There have been some data and articles published over the past month or so that were interesting as stand-alone pieces, but that I found even more interesting when viewed together. They appeared in The Journal of Commerce, The Economist and the American Journal of Transportation, with the addition of Alphaliner global carrier data from the JOC.
No one will be surprised to read that the container shipping industry isn’t doing so well, in the U.S. or globally. U.S. import and export volumes have been stubbornly flat since 2008. Containerized U.S. imports moving on the Top 40 carriers (representing about 99 percent of all inbound U.S. trade) increased a mere 2.3 percent — 389,098 20-foot-equivalent units to be precise — between 2008 and 2012, barely 0.5 percent a year, according to PIERS.

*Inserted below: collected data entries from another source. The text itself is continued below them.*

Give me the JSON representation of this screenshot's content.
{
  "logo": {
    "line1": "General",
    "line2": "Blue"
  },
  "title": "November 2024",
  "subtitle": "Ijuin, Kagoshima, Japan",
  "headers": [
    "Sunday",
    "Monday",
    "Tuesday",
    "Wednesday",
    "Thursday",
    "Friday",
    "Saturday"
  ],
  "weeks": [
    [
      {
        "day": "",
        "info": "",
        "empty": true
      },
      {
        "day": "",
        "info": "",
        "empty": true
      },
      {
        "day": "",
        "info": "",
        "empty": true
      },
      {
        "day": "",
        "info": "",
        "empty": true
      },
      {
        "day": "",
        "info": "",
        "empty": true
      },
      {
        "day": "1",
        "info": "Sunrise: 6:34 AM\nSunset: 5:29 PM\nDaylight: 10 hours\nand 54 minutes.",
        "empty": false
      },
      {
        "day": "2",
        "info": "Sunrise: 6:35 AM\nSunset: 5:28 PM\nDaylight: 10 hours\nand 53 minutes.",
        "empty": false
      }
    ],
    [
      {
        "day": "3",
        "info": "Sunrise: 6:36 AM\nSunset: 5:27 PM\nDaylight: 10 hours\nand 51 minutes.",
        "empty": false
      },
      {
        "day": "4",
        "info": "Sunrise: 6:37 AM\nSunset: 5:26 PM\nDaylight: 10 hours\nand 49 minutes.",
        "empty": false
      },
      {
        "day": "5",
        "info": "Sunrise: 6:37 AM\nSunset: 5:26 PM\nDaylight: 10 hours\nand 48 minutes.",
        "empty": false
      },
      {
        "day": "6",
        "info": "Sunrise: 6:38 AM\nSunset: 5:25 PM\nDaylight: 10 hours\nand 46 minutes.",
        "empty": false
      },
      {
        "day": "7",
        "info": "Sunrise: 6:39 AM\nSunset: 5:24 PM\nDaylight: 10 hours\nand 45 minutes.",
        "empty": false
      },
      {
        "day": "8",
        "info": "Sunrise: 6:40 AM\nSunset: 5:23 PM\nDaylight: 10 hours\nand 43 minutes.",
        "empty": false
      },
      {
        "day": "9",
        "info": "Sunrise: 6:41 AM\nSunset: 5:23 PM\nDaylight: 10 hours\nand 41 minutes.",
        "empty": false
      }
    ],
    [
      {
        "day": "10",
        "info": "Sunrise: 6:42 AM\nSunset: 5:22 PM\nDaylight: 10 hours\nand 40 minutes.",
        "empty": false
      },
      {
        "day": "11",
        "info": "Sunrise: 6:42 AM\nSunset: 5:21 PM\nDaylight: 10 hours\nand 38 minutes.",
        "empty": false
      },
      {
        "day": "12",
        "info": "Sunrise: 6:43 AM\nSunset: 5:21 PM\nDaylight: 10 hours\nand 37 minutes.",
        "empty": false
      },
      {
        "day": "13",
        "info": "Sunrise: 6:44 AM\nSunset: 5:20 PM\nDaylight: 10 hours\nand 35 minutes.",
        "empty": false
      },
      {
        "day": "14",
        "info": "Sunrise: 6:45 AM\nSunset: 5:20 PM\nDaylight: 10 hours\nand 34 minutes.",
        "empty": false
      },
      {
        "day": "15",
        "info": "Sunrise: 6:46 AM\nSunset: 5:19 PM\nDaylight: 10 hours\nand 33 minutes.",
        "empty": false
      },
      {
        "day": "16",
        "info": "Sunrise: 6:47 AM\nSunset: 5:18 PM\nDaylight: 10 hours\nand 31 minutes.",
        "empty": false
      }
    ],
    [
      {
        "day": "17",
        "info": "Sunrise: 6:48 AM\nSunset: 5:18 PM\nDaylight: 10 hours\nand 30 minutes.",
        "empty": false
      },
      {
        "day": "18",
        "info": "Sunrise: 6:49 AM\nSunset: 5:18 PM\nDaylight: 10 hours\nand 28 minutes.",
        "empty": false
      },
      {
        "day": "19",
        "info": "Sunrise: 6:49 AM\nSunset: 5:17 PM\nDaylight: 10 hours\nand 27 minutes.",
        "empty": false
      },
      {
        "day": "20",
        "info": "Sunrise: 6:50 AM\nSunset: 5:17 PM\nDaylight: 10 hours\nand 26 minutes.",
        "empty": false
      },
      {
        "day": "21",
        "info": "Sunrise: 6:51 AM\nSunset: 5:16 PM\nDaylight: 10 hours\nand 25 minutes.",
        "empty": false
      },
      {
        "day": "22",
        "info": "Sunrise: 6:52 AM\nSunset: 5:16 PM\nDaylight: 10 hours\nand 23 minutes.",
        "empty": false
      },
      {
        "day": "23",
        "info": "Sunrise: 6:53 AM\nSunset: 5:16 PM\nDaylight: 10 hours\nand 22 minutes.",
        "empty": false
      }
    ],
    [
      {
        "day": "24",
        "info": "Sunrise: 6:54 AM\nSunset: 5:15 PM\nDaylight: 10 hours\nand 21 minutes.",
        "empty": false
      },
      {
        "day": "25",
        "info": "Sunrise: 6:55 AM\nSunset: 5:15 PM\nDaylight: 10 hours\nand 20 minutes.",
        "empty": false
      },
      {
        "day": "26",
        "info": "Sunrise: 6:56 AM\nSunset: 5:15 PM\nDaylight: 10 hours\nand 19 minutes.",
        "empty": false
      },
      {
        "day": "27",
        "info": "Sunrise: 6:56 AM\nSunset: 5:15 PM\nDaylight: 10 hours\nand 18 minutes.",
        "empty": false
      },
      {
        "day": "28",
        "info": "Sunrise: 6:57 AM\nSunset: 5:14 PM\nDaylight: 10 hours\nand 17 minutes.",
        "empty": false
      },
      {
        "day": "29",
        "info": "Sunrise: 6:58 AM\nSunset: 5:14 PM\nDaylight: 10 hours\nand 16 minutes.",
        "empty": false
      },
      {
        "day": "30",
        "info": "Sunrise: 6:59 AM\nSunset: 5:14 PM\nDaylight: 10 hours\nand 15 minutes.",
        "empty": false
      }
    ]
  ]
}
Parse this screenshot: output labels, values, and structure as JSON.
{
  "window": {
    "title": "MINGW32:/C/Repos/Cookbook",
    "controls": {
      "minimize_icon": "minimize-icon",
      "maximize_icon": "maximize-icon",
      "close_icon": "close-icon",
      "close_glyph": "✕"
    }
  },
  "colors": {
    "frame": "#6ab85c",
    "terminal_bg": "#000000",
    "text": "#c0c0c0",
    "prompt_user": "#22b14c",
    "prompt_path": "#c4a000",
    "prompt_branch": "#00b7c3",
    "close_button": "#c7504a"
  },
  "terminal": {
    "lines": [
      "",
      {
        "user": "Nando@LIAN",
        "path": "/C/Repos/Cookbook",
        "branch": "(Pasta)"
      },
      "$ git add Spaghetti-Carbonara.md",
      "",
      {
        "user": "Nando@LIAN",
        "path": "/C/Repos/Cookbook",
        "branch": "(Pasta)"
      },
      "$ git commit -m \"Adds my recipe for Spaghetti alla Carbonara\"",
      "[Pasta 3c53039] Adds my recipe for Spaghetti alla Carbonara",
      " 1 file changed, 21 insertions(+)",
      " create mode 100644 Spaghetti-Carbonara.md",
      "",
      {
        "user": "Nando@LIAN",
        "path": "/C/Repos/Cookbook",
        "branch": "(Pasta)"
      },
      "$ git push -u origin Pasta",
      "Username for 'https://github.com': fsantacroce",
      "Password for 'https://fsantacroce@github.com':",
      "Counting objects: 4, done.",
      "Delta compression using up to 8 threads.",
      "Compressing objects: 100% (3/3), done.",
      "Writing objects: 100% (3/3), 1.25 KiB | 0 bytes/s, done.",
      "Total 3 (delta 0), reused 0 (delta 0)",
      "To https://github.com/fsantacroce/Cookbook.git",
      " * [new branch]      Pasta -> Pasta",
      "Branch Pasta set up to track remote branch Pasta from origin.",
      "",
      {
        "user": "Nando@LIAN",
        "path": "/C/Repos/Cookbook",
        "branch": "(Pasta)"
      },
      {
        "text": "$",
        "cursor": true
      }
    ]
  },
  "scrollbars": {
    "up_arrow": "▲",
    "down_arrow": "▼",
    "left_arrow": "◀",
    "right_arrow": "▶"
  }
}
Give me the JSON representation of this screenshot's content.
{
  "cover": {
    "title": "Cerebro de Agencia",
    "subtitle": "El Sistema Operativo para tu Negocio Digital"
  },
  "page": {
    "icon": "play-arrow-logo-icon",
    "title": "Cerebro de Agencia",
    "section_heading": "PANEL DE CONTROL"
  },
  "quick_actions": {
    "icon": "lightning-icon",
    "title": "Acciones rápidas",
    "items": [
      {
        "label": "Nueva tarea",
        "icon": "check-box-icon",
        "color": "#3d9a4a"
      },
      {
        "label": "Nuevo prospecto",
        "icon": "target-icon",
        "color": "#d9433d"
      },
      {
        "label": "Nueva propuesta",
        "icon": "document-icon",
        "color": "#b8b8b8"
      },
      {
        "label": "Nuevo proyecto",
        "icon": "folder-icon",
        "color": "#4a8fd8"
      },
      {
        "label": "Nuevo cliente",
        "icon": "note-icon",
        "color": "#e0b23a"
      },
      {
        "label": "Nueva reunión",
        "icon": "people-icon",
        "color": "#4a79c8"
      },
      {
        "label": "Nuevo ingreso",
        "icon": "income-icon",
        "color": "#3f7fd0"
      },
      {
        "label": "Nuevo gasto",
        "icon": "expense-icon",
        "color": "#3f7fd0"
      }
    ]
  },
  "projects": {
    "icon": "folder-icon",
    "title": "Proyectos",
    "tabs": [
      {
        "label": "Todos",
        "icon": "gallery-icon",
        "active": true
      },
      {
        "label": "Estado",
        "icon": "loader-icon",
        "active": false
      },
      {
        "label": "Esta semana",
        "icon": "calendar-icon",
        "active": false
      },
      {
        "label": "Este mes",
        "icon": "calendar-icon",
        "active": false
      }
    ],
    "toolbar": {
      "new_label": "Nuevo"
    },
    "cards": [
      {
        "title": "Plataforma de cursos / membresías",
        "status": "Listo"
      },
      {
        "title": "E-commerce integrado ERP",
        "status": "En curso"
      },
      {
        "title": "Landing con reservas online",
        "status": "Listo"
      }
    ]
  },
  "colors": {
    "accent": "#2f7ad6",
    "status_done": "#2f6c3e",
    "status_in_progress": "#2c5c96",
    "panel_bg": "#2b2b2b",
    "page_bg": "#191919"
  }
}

Growth has been only marginally better for U.S. exports, with the Top 40 carriers (which account for about 98 percent of all exports) increasing export volume about 5.3 percent, barely more than 1 percent a year. That’s not a very encouraging picture.
The market share of the Top 5 carriers in 2012 for exports and imports was in the 40 to 41 percent range, and with slight variation these were the same five carriers each year since 2008. Interestingly, the No. 6 carrier, adding about 6 percent to the total, likewise held that spot during the period.
So it was interesting to read about Maersk Line, Mediterranean Shipping Co. and CMA CGM forming the P3 Network, a global alliance on the three main east-west trade lanes: the trans-Pacific; trans-Atlantic and Asia-Europe. The three carriers are among the Top 6 in the U.S. trades and rank first, second and third among global container shipping companies based on total vessel capacity.
Although many in the industry have been waiting and wondering when the inevitable consolidation of ocean carriers would happen — presumably via the historical processes of buyouts, mergers or absorbing bankrupt companies — the consolidation has been happening in a much more organic process.
While the Top 6 carriers in the U.S. trades had an overall 2012 market share of about 47 percent, those six carriers commanded just shy of 50 percent of global container capacity, with the three largest commanding 37 percent. The Top 10 global carriers control more than 63 percent of global capacity.
That’s not the same as market share, for sure, but what’s the point of building it if you can’t fill it? If all of this isn’t some form of carrier consolidation, what is?
So a small number of companies have a very large impact on a major global industry. As the largest companies add more capacity, this imbalance is likely to continue, if not grow. Studies indicate that across industries and economies, large companies have an outsized influence on markets and market volatility — remember the old saying, “When GM sneezes, America catches a cold”?
If this translates to trade — and a 2012 study found that large companies have a disproportionate influence on trade — growth in trade may well increase the advantage for large carriers. Depending where you sit, what you do and whom you work for, this may or may not be a big deal. If trade grows and the market does well, the big carriers are likely to do well, too. But if business and trade don’t expand and the big companies continue to plod along with low growth rates, the industry may be in for more trouble.